The differences of CNL and aCML (MD/MPN-N) could be better elaborated as in both diseases similar genetic changes might occur.
The data they refer to is mostly gained via Case reports as well as in trials with very small numbers of patients. Some data is also only won by mouse models which is often not transferrable to humans. With regard to the management and treatment of the disease large-scale clinical trials are needed to validate the therapeutic potential of treatment options like JAK-Inhibitors which is addressed by the authors in their summary.
Reference list: Reference 1-3 is double; Reference 42 – only a very short abstract, its relevance should be questioned, maybe omitted.
Comments on the text:
- Line 7: please include the abbreviation MPN [Myeloproliferative Neoplasms (MPN) …]
- Line 8: This entity is VERY rare …
- Line 39-40: … I would put “La Leukemie myelogene a polynuclearies neutrophils” in brackets.
- Line 47: omit “old”
- Line 64: replace “picture” by “count”; I would also omit “many”
- Line 72: please include the reference after “…dysfunction.”
- Line 85/86: high Transcobolamin levels are often increased in malignant diseases (especially solid tumors) – it would be interesting to explain the relevance for daily routine – is there a prognostic relevance in CNL (or if not), otherwise its just an enumeration of lab results not specific to CNL.
- Line 91: …”it was noted that leukotriene B4 production was decreased” – why important/relevance?
- Chapter 3.2.1: please add the literature (WHO/ICC).
- Figure 1A/1B/1C/1D: please add stain and microscope
- Line 131: I would add “The” in front of CSF3R gene and “on” chromosome 1p34.3 instead of “in”
- Line 133: … “mice deficient”
- Line 153: add “the” in front of CSF3R gene
- Figure 2: I would try to find a better graphic
- Line 307: The table should be improved – its not clearly arranged.
- Line 326/327: “Platelet counts are usually normal; however, thrombocytopenia can be present in many cases, especially in later stages and splenomegaly.” à ??? inconsistent!
- Line 377: “detrimental”, not “decremental”!
- Line 384: in most countries thrombopenic means platelets <150 G/l, à <160???
- Line 395: for such a procedure; rest of the sentence à better English. ???
- Line 465: AND? Effect/consequence?
- Line 481: I would change “a” in “one”
Additional Comments:
● The manuscript is generally well-written. However, proofreading is needed to correct grammatical errors, typos, and formatting issues.

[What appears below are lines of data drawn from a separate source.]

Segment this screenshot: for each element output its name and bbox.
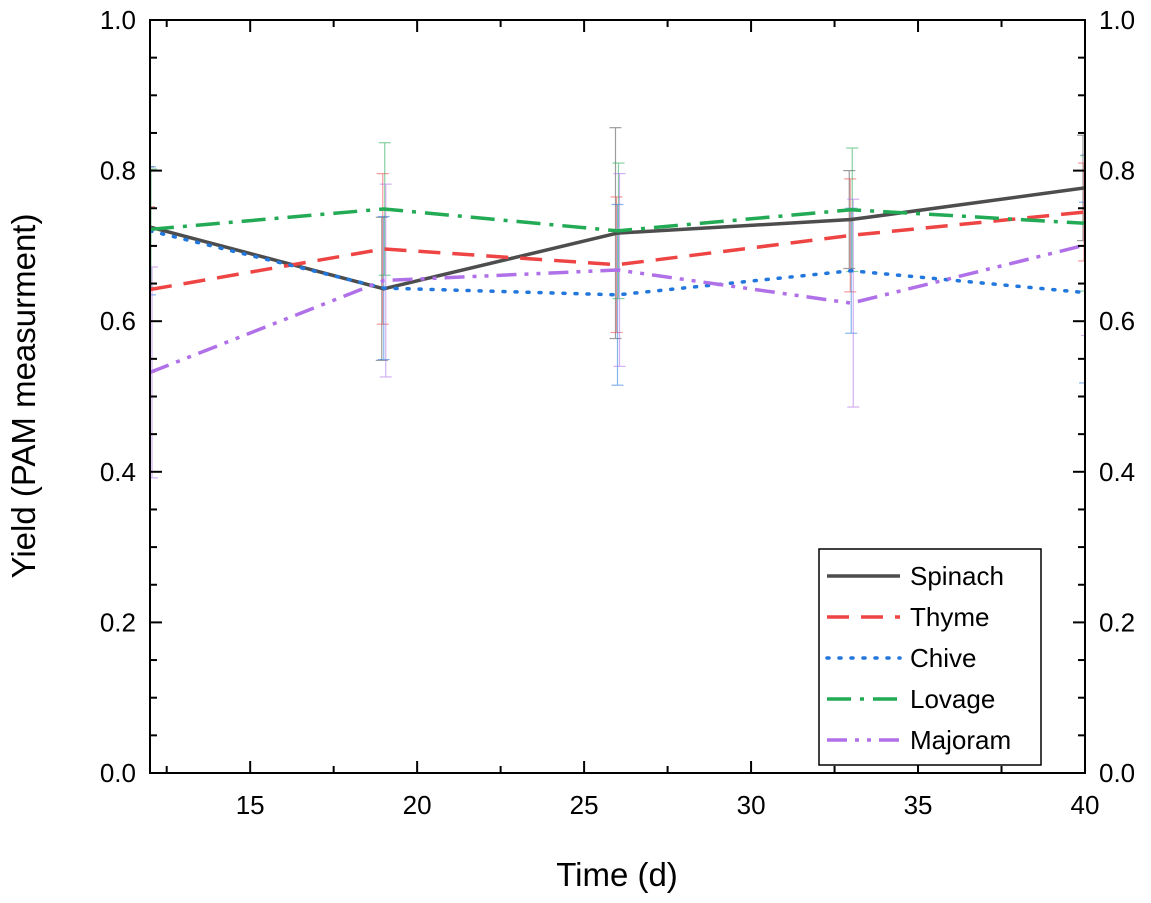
- series-line-thyme: [150, 210, 1085, 292]
- y-right-tick-label: 0.0: [1099, 758, 1135, 788]
- error-bar-thyme: [376, 173, 389, 325]
- x-tick-label: 25: [570, 790, 599, 820]
- error-bar-lovage: [1080, 154, 1085, 292]
- y-right-tick-label: 0.6: [1099, 306, 1135, 336]
- series-line-lovage: [150, 207, 1085, 233]
- y-right-tick-label: 1.0: [1099, 5, 1135, 35]
- x-tick-label: 20: [403, 790, 432, 820]
- error-bar-majoram: [1081, 154, 1085, 337]
- axes: 15 20 25 30 35 400.0 0.00.2 0.20.4 0.40.6 0.60.8 0…: [100, 5, 1135, 820]
- error-bar-majoram: [379, 183, 392, 378]
- legend-box: [818, 548, 1042, 766]
- error-bar-thyme: [610, 196, 623, 334]
- error-bar-chive: [150, 166, 156, 296]
- legend-label-majoram: Majoram: [910, 725, 1011, 755]
- error-bar-chive: [1079, 201, 1085, 384]
- y-tick-label: 0.6: [100, 306, 136, 336]
- x-tick-label: 35: [904, 790, 933, 820]
- x-tick-label: 30: [737, 790, 766, 820]
- legend-label-lovage: Lovage: [910, 684, 995, 714]
- x-tick-label: 15: [236, 790, 265, 820]
- x-tick-label: 40: [1071, 790, 1100, 820]
- y-tick-label: 0.2: [100, 607, 136, 637]
- y-tick-label: 0.0: [100, 758, 136, 788]
- series-line-spinach: [150, 186, 1085, 291]
- y-right-tick-label: 0.4: [1099, 457, 1135, 487]
- y-axis-title: Yield (PAM measurment): [5, 214, 42, 579]
- y-right-tick-label: 0.2: [1099, 607, 1135, 637]
- legend-label-spinach: Spinach: [910, 561, 1004, 591]
- series-lines: [150, 186, 1085, 375]
- y-tick-label: 0.8: [100, 156, 136, 186]
- series-line-majoram: [150, 243, 1085, 375]
- legend-label-chive: Chive: [910, 643, 976, 673]
- y-tick-label: 1.0: [100, 5, 136, 35]
- legend: Spinach Thyme Chive Lovage Majoram: [818, 548, 1042, 766]
- y-tick-label: 0.4: [100, 457, 136, 487]
- legend-label-thyme: Thyme: [910, 602, 989, 632]
- y-right-tick-label: 0.8: [1099, 156, 1135, 186]
- error-bar-majoram: [847, 198, 860, 408]
- x-axis-title: Time (d): [556, 856, 678, 893]
- error-bar-thyme: [844, 178, 857, 293]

Recommendation: I recommend that the authors revise the manuscript by addressing the points outlined above. Upon satisfactory revision, the manuscript might be suitable for publication.
Author Response
Thanks a lot for your extensive review.
ASXL1: We have added more data and did more research on this specific gene since it is the most common gene after CSF3R
RUNX1: We have added another study that shows that RUNX1 mutation is associated with blast transformation in MPNs
DNMT3A: It is rarely present in CNL so we mentioned that DNMT3A mutations might be present in 5% of patients, however, they do not have a prognostic significance
We have made all the grammatical changes that you have suggested.

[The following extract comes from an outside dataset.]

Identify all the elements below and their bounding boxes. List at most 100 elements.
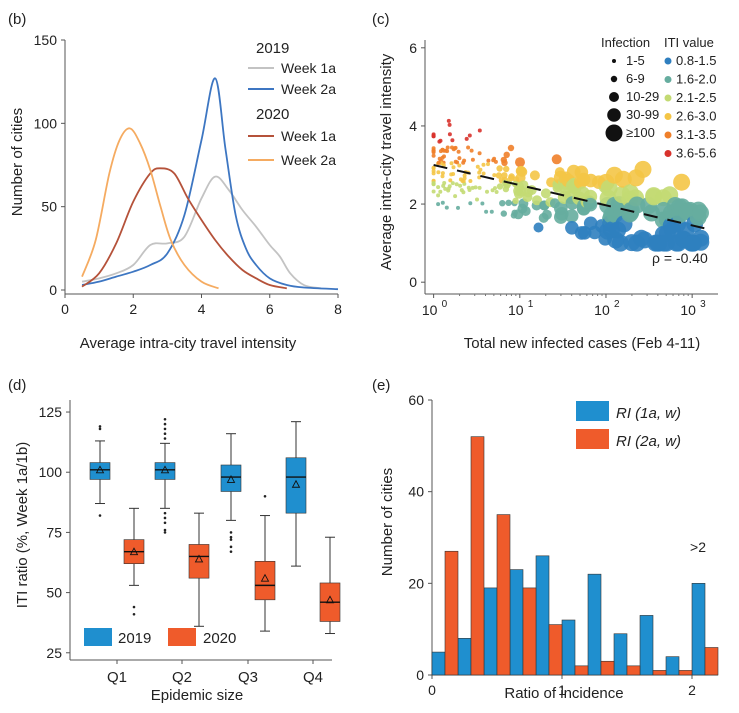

As far as the table we have added a small line in the first part of it to avoid the confusion, the rest of the table is actually the same in both ICC and WHO.
Figure 2 is actually not very important as it shows the IGV for this mutation and we figured it will not be very important to the reader so we removed the figure
We also delved more into the additional pathogenic mutations especially ASXL1.
We also elaborated on more points in order to make the distinction between aCML and CNL.
We do agree that most of the treatment regimens that we mentioned stem from case reports, however, this is mainly due to the rarity of the entity.